Many homeowners have withdrawn some of their home equity to be able to purchase larger homes or take on home renovations. “There are genuinely a lot of people who want to buy homes to live in,” Daryl Fairweather, chief economist at real estate brokerage Redfin Corp., told The Wall Street Journal. “They’re not just buying them to buy them or speculating that home prices will continue to rise. People are buying because they want them and they’re not trying to sell again the next year.”
Home equity has been on the rise this year, as home prices post double-digit annual increases. Read more: As Home Equity Increases, Renters Are Taking Notice
On average, borrowers who took a cash-out refi last year withdrew $50,000, which is down from $59,000 the year before, according to the New York Federal Reserve office.
However, financial experts do caution homeowners considering cash-out refis to make sure they factor in that they could end up paying more in interest over the long run as they take out a new loan.
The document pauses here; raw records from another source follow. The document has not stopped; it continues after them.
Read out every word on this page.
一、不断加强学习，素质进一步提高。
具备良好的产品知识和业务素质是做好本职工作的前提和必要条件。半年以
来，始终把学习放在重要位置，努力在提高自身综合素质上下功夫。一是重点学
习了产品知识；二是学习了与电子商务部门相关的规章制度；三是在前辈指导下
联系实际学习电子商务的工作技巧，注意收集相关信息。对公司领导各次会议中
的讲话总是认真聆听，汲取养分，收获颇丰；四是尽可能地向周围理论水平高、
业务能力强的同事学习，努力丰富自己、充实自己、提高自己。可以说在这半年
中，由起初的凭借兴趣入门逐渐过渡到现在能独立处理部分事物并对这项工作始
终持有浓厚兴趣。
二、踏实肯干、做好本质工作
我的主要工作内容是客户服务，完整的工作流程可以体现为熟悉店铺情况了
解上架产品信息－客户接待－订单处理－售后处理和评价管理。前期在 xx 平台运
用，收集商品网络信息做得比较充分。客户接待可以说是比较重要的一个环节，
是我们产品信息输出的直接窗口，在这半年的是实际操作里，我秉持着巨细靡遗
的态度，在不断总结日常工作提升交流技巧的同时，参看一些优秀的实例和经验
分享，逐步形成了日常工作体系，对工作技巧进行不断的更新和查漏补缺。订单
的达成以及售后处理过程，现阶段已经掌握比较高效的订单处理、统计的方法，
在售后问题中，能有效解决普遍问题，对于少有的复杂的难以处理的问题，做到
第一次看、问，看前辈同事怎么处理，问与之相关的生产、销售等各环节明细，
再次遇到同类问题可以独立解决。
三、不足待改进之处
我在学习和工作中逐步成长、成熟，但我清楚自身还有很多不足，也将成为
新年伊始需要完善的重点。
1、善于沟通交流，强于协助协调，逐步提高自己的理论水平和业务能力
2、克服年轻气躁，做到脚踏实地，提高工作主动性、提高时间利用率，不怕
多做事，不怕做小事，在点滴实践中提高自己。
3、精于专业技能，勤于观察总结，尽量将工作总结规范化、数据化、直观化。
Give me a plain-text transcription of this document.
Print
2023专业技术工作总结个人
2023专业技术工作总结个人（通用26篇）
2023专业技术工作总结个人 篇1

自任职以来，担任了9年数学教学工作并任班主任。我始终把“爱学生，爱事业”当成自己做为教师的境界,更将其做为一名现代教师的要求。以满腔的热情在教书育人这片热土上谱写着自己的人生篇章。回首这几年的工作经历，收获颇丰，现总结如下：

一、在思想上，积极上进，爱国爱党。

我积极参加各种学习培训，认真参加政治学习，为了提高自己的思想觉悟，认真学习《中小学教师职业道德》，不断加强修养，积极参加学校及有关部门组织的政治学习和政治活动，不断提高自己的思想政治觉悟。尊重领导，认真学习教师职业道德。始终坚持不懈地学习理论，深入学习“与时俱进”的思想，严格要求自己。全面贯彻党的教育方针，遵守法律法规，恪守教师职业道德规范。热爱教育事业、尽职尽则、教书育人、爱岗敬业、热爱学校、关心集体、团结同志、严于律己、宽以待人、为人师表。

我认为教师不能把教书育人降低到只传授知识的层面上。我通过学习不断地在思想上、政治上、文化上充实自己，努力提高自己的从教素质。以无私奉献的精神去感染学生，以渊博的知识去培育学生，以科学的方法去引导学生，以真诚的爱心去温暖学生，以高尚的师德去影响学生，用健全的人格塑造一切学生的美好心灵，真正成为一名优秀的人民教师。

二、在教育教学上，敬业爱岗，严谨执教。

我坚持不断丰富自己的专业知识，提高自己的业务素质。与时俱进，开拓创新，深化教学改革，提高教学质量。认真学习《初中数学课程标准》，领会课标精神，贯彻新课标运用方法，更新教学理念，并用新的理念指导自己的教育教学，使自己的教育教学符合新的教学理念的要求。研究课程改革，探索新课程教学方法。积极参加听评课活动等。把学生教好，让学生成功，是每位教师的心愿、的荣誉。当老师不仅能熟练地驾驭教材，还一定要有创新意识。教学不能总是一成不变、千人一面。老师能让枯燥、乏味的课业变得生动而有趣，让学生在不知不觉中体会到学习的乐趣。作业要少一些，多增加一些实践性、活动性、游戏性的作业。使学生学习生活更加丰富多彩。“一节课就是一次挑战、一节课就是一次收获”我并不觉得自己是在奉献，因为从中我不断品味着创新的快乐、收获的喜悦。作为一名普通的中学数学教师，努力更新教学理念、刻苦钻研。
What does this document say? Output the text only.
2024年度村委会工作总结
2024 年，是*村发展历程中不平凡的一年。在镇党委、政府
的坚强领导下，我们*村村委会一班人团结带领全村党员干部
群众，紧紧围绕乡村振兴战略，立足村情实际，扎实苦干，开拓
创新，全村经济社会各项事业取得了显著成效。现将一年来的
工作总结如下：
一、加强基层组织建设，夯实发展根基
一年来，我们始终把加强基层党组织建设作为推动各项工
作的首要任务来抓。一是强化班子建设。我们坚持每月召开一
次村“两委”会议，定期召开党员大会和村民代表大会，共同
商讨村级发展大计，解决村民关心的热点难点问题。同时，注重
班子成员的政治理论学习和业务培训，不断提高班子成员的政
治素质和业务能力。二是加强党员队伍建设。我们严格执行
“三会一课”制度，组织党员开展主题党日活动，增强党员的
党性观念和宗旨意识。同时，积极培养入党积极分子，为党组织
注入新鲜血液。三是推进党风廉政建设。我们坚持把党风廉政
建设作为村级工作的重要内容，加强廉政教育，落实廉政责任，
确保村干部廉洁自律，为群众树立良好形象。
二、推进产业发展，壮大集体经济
They should also consider potential tax implications: The 2017 tax overhaul said that borrowers typically can’t deduct the interest on the cash-out portion of a refi unless it is used to improve a home, The Wall Street Journal reports.
Cash-out refis were a cause of concern in the run-up to the 2008 financial crisis as borrowers increasingly sought refuge in their homes to generate extra finances. But when home prices fell, many homeowners were left owing more on their homes than they were worth.